– Теперь вторая, – продолжал он. – Земная дикарка. Доставлена в город сообщником, с целью устроить встречу с моим сыном. Ни дикарка, ни сообщник не имели умысла на причинение вреда. В результате их действий никто не пострадал. Каждый получил, что хотел. Дикарка Марья получила любимого человека. Княгиня Цесарка получила золото. Сообщник дикарки – Соловей – получил возможность обратиться к народу. Итак, земная дикарка Марья, дочь кузнеца, невиновна, и должна быть освобождена немедленно.
Куланг, стоящий справа от кафедры, по знаку князя вошёл в клетку, выхватил нож и мгновенным движением рассёк шёлковые путы на локтях Марьи. Она распрямила затёкшие руки, вышла, зябко поёживаясь, но затем остановилась, не зная, что делать.
Первые ряды, поддерживавшие Цесарку, заволновались, однако из страха перед князем никто не решился открыто продемонстрировать свою ненависть. Зато из задних рядов бросили цветы.
Молодой Финист соскочил с кафедры, подошёл к Марье, обнял её и поцеловал – и, наконец, собравшиеся дали себе волю.
Восторженный рёв оглушил меня.
В колеблющемся оранжевом свете лица, искажённые сопереживанием, любопытством, жаждой потехи, показались мне одновременно уродливыми – и прекрасными.
Но я сохранял видимость спокойствия; надежда на удачный исход моего собственного предприятия крепла с каждым мигом, с каждым долетающим до меня истеричным или радостным выкриком.
Но я был не главным участником действа; на меня никто не смотрел.
Молодой Финист обнял Марью за плечи и повёл прочь. Бледная Марья, со следами от узлов на голых руках, держалась твёрдо, но я успел увидеть: её глаза полны слёз.
Я увидел, как люди любят младшего Финиста; ему выкрикивали слова одобрения, его хлопали по плечам и шее, к нему тянули руки, чтобы просто дотронуться. Он шёл по коридору любви, обнимая за плечи свою избранницу.
Он был их будущим властителем.
Влюбившись в него, они – мой народ – надеялись, что сын сделает их счастливыми: когда отец уйдёт, сын продолжит его дело; выкрикивая его имя – они переживали за себя и думали о себе.
Итак, младший Финист, сын князя народа птицечеловеков, сам увёл земную девушку Марью с городской площади.
Если бы я знал, что больше никогда не увижу ни его, ни её, – я бы, разумеется, постарался запомнить какие-то подробности. Но я помню только, что Марья всем телом крупно сотрясалась в ознобе.
Она замёрзла, она ещё не совсем привыкла к холоду и высоте; мальчишка Финист должен был это понимать, но нет: продолжал держать её за плечи, а надо было хоть что-нибудь накинуть; я хотел было крикнуть ему про шубу, но не крикнул.

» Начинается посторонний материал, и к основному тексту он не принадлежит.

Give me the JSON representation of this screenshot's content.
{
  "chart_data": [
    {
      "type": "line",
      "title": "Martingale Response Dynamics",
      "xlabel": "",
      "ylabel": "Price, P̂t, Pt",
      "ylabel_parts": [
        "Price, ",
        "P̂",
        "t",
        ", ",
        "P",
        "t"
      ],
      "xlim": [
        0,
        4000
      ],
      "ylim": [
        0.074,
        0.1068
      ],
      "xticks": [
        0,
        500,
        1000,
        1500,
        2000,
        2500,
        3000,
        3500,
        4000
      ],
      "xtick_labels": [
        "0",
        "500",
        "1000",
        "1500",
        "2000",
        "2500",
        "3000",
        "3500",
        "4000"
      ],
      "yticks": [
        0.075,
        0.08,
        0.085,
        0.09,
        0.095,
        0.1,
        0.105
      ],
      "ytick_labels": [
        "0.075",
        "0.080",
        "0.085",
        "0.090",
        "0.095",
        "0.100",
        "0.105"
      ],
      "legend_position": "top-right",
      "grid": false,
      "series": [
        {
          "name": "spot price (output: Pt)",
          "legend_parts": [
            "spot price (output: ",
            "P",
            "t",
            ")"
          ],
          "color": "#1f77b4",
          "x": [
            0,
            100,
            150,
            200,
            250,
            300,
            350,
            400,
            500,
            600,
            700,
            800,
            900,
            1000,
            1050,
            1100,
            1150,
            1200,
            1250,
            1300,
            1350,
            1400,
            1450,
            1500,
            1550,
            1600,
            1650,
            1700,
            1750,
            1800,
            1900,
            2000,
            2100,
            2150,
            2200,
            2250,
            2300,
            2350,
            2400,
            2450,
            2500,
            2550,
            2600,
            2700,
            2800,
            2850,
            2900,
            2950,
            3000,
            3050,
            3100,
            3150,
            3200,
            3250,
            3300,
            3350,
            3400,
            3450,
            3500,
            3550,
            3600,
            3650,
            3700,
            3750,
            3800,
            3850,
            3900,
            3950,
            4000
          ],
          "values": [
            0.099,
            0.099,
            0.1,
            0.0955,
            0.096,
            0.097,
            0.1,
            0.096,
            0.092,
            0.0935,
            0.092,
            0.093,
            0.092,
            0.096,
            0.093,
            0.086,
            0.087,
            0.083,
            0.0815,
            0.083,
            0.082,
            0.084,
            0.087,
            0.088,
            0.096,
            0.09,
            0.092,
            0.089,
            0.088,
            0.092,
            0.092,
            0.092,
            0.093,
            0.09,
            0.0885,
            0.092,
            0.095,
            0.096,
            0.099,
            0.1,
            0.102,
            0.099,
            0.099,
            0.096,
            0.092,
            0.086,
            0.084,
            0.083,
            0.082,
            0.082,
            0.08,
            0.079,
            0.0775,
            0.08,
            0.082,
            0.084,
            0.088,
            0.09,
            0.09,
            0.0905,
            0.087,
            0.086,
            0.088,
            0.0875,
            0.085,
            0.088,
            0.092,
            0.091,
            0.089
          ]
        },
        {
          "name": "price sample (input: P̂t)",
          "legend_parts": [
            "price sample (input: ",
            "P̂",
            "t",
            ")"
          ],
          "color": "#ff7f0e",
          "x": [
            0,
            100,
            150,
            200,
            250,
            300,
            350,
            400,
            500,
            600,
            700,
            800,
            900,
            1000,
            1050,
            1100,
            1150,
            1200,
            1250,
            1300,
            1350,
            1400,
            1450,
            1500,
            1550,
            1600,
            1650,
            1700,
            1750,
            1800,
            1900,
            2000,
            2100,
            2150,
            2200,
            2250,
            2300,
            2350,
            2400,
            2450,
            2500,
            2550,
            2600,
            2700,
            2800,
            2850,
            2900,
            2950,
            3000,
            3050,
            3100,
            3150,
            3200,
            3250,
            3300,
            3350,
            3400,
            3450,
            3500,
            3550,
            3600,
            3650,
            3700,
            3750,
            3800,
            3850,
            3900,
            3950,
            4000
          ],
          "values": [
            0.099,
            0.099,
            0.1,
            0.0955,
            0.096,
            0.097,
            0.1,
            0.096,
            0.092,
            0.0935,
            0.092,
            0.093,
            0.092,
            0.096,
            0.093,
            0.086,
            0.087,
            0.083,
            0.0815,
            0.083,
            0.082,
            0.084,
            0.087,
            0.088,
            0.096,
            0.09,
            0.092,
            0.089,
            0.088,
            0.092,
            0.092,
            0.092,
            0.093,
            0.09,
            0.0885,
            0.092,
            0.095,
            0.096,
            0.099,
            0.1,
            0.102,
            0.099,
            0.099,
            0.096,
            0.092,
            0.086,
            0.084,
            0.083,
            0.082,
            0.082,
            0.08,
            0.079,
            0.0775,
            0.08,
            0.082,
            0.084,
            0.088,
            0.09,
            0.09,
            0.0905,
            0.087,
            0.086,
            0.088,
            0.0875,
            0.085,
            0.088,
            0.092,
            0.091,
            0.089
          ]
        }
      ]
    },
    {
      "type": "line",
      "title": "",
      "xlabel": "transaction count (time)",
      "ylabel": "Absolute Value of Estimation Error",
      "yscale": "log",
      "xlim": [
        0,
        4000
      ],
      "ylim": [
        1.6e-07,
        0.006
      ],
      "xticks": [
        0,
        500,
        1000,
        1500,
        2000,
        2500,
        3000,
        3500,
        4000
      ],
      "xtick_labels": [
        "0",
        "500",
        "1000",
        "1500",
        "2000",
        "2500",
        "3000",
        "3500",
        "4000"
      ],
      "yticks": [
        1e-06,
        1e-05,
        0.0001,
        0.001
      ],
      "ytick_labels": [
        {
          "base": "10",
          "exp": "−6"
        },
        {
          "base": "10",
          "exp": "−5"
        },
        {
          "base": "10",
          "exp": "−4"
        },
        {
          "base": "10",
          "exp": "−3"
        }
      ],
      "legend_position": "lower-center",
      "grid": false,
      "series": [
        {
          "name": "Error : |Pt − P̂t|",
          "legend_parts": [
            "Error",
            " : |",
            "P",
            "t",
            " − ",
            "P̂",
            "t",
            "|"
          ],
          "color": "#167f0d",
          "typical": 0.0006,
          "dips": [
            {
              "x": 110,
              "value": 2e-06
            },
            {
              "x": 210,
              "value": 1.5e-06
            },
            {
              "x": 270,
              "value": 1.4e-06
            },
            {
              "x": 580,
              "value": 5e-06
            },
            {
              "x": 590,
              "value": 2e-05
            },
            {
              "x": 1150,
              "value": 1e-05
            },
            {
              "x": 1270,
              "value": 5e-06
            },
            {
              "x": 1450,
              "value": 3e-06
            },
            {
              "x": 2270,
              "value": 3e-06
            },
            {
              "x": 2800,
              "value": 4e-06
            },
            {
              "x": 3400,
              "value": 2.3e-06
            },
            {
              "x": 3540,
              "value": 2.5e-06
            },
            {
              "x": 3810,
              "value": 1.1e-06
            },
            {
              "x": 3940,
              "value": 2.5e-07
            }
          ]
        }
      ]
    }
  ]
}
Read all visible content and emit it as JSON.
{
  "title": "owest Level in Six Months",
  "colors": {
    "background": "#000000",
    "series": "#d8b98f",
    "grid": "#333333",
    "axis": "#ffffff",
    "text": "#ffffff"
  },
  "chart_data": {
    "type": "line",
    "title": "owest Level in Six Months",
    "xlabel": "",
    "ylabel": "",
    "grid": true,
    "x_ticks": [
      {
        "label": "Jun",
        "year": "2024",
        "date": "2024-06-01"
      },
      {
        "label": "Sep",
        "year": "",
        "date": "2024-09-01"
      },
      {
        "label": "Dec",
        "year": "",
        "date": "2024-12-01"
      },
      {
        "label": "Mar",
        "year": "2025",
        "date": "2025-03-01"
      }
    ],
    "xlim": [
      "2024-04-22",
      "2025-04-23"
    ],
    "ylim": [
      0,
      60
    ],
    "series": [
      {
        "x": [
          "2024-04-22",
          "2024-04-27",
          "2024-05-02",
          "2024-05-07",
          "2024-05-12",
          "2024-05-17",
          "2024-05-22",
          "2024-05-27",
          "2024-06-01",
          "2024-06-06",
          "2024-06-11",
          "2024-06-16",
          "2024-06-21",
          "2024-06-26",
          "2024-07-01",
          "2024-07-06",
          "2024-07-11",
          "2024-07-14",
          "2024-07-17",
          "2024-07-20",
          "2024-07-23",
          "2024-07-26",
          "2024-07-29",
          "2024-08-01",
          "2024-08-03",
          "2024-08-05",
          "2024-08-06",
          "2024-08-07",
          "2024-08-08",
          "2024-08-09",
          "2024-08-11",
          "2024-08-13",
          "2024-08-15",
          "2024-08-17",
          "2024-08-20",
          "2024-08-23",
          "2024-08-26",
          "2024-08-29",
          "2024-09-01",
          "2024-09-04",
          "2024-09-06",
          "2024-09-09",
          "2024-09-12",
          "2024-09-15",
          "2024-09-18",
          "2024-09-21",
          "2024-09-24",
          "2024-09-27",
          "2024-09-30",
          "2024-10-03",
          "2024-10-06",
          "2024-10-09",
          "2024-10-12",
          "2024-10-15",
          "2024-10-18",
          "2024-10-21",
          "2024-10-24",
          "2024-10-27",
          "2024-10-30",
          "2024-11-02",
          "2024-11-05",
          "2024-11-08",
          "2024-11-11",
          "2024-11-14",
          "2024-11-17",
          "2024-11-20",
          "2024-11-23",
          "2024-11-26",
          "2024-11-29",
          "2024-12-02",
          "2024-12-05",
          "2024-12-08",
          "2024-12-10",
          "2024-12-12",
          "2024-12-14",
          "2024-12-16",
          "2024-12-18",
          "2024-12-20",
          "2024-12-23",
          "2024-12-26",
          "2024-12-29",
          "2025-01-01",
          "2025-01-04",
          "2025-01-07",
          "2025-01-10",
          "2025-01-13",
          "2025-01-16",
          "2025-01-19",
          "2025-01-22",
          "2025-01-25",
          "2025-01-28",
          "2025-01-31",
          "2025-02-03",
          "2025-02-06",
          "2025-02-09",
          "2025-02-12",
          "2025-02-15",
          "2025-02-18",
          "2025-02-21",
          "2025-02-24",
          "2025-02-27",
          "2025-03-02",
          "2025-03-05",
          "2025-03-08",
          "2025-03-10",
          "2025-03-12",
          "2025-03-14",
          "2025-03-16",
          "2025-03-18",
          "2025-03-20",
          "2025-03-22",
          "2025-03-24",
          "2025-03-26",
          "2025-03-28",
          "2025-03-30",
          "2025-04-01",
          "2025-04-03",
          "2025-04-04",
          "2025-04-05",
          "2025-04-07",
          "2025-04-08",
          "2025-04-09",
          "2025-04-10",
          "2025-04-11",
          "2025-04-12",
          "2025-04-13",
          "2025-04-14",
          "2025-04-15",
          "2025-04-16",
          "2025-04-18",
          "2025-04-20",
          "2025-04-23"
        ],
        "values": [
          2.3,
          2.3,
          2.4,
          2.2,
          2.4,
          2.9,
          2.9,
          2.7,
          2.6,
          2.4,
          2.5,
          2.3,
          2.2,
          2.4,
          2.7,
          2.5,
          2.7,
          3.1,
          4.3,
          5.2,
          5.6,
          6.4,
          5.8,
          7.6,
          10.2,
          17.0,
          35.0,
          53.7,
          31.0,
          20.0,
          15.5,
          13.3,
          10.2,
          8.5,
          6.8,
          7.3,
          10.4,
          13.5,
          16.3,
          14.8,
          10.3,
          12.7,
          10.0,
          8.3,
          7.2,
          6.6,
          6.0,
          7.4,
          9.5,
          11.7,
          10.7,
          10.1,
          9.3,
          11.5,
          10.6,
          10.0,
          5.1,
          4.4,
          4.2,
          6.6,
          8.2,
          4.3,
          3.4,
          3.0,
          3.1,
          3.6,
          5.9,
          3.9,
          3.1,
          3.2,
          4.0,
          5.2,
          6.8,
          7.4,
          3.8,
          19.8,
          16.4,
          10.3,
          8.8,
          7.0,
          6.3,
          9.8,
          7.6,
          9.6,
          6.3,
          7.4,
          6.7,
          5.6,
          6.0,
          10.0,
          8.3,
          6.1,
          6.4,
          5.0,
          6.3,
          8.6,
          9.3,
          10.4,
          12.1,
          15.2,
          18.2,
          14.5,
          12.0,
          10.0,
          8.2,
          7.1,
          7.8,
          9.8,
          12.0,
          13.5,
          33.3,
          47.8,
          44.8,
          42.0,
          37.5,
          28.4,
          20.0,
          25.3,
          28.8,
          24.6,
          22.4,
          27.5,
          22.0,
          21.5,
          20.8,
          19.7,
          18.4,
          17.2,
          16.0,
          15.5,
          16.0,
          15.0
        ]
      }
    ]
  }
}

Наши пути разошлись в тот миг.
Нельзя сказать, что я сильно порадовался за девку. Она нравилась мне самому. Мне было неприятно смотреть, как другой мужчина – гораздо более привлекательный, молодой и богатый – уводит её к себе.
Но такова жизнь.
В том, что они соединились, есть моя большая заслуга.
Если бы не я – не случилось бы ничего.
Шум, сопровождавший уход Финиста и Марьи, длился до тех пор, пока оба не исчезли за дверью княжьего дома.
На пороге Финист и Марья поворотились к людям и поклонились оба, и все, кто там был, поклонились в ответ.
И сам старый князь поднялся со своего места, и Сорока, сидящая рядом с ним, и охранники по сторонам клетки, – и я тоже поклонился. И так кончилась моя связь с земной девкой Марьей.
Я помог ей, как до меня помогли другие.
Я помог ей, потому что она мне понравилась. Но она любила другого, и с этим ничего нельзя было поделать.
Финист и Марья исчезли, молодые и счастливые, а я остался.
Жрец снова ударил в гонг. Пора было заканчивать.
Шум понемногу стих. Все устали, и после триумфа, устроенного княжескому сыну, многие покинули площадь.
Старый князь, поклонившись собственному сыну, повернулся ко мне; моя очередь, понял я.
– Третий обвиняемый, – провозгласил Финист-старший и закашлялся. Толпа ждала, пока он переведёт дух. – И последний. Соловей, бывший воин городской охраны. Двадцать лет назад осуждён и изгнан. Теперь вернулся. Хочет снисхождения и прощения. Это должен решить народ. Теперь, если подсудимому есть, что сказать, пусть он говорит, потому что другого случая не будет.
Я кожей почувствовал обращённые на меня взгляды.
Теперь мне нужно было подобрать верные слова, а также и точную интонацию.
Но голова моя плохо работала, я до сих пор не знаю, как относиться к тому, что произошло дальше.
От волнения у меня перехватило горло.